Consider the question "who answers my questions"—that is, who are the users on the site who tend to help me? We can start with the following query: 

SELECT a.Id AS [Post Link], a.Score, au.Id AS [User Link]
FROM Posts p 
JOIN Posts a ON p.Id = a.ParentId
JOIN Users au ON a.OwnerUserId = au.Id
WHERE p.PostTypeId = 1
AND p.OwnerUserId = ##UserId##
ORDER BY a.Score DESC
Run Query

This query finds all questions (PostTypeId = 1) from a given user(##UserId##) and returns the answer links, answer scores, and answering users, ordered by answer score (highest first). With this query we can start to see who provides the most-popular answers to somebody's questions.

But this doesn't tell us anything about overall patterns; it operates at the single-answer level. We're really more interested in patterns–which users tend to give good answers to my (or anybody else's) questions?

The next query produces some aggregate data, like this:

output from next query: total score, number of answers, answering user

Here's the query: 

SELECT SUM(a.Score) as 'Total Score',
COUNT(au.Id) as '# Answers',
au.Id AS [User Link]
FROM Posts p 
JOIN Posts a ON p.Id = a.ParentId
JOIN Users au ON a.OwnerUserId = au.Id
WHERE p.PostTypeId = 1
AND p.OwnerUserId = ##UserId##
-- We want one row per user:
GROUP BY au.Id
-- In order by total score, highest first:
ORDER BY SUM(a.Score) DESC
Run Query

We use the SUM and COUNT functions in the SELECT statement to get the row values. We want the total score (SUM) of all answers from each user, and we want to know how many answers there were.
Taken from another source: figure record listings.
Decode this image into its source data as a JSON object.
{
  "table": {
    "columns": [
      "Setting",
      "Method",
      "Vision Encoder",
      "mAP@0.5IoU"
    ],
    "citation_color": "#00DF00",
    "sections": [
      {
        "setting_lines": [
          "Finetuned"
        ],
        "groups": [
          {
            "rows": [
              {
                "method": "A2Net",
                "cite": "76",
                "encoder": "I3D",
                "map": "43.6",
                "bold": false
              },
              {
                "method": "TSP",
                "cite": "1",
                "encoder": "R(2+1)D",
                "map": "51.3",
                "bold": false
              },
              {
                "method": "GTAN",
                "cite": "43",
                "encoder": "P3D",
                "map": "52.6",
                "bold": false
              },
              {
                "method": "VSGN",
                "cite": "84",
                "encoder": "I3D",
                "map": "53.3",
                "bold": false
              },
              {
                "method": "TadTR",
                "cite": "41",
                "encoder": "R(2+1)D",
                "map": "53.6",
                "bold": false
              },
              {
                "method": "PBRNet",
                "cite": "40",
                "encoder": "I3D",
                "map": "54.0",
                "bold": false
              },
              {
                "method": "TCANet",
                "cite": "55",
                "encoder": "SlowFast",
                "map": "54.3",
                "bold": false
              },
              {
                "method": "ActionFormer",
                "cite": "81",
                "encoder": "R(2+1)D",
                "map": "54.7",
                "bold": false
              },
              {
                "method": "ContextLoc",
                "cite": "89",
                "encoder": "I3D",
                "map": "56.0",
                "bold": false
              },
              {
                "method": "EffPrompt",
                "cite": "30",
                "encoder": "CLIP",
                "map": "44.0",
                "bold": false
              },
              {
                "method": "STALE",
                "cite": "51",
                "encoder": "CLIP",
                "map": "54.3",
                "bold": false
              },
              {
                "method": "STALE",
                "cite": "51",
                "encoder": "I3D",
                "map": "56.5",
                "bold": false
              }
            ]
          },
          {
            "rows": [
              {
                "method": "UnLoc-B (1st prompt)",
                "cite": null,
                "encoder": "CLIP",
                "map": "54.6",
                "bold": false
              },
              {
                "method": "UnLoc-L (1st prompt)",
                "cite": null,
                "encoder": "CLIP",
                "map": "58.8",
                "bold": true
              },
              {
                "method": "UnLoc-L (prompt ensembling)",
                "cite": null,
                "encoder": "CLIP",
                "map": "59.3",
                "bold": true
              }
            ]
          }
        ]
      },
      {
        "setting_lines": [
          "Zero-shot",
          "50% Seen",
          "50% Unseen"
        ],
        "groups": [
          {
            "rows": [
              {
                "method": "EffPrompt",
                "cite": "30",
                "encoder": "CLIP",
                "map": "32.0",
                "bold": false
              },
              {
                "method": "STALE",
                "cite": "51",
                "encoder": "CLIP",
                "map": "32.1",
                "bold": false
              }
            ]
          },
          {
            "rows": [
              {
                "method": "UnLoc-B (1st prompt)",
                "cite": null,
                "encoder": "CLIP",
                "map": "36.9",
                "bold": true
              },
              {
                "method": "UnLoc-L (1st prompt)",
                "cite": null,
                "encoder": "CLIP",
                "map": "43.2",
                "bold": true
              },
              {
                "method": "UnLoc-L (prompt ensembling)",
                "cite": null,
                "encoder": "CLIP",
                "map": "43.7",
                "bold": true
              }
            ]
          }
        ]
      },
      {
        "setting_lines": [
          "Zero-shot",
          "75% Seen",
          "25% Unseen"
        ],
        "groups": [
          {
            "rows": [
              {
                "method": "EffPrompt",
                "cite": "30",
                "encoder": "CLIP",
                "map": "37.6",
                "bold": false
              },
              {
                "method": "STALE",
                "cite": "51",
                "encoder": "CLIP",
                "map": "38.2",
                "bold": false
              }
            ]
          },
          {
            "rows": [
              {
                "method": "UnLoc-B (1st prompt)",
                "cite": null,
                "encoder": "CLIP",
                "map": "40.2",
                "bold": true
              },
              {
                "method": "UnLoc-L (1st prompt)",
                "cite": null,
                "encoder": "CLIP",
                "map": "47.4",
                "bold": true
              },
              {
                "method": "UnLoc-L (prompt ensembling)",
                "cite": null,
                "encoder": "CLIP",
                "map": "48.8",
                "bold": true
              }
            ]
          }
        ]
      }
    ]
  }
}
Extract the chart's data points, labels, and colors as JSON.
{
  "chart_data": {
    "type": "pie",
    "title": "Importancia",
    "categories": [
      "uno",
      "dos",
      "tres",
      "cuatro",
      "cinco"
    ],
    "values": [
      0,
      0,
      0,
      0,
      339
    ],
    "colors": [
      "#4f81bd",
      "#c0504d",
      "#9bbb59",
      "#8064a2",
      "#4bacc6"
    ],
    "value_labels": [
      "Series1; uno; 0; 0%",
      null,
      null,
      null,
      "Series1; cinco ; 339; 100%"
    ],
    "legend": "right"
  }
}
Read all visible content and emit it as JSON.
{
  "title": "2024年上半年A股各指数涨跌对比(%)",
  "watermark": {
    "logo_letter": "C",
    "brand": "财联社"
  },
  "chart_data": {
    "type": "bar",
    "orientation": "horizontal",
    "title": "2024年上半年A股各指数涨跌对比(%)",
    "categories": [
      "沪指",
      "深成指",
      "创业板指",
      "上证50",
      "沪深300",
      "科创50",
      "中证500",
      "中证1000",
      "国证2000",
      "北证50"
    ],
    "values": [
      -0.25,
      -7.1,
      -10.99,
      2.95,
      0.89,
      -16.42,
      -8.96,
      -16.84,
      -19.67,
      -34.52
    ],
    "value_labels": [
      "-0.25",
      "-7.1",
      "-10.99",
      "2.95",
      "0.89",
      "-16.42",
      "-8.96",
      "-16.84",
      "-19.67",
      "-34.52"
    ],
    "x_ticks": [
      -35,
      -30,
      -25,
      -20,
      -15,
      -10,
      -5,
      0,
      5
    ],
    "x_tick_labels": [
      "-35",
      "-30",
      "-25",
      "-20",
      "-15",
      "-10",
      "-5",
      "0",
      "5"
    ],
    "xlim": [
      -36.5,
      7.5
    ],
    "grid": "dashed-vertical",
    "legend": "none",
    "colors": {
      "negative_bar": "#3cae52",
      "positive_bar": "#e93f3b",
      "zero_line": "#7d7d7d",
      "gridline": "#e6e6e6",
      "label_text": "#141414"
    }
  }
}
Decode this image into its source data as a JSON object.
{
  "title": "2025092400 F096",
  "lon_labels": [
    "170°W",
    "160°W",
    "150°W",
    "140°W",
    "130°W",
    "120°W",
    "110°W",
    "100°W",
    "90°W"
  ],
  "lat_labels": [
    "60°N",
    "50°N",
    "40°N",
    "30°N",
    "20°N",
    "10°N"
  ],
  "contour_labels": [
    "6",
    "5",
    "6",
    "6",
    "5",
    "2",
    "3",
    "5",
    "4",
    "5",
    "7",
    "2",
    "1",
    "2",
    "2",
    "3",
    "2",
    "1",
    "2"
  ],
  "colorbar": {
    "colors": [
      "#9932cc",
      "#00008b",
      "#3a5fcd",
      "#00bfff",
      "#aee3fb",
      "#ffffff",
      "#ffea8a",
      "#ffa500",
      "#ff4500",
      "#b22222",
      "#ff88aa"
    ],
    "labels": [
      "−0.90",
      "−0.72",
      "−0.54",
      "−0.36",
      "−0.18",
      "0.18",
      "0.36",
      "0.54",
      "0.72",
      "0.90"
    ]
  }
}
That's the first part of the query: 

SELECT SUM(a.Score) as 'Total Score',
COUNT(au.Id) as '# Answers',
au.Id AS [User Link]

(Perhaps you would prefer the average score, not the sum. You can do that with AVG.)

The JOINs are the same as in the previous query; we're linking question, answers, and answering users. The restrictions (WHERE) are also the same.

When reporting results we group the rows by answering user—one row per user, as opposed to one row per answer—and we also want to show the highest score first. We used the SUM earlier, in the SELECT, but it's not actually a value stored in the table, so we have to use it again here: 

GROUP BY au.Id
ORDER BY SUM(a.Score) DESC

Aggregate functions you might find helpful, in addition to SUM and COUNT, are AVG (average), MIN, and MAX.

Notice, by the way, that while the "base" table in the last two queries is Posts, we don't actually return any columns from that table. That's fine. We're using it entirely as "glue" to hold the rest of the query together. Just because you include a table doesn't mean you have to show anything from it.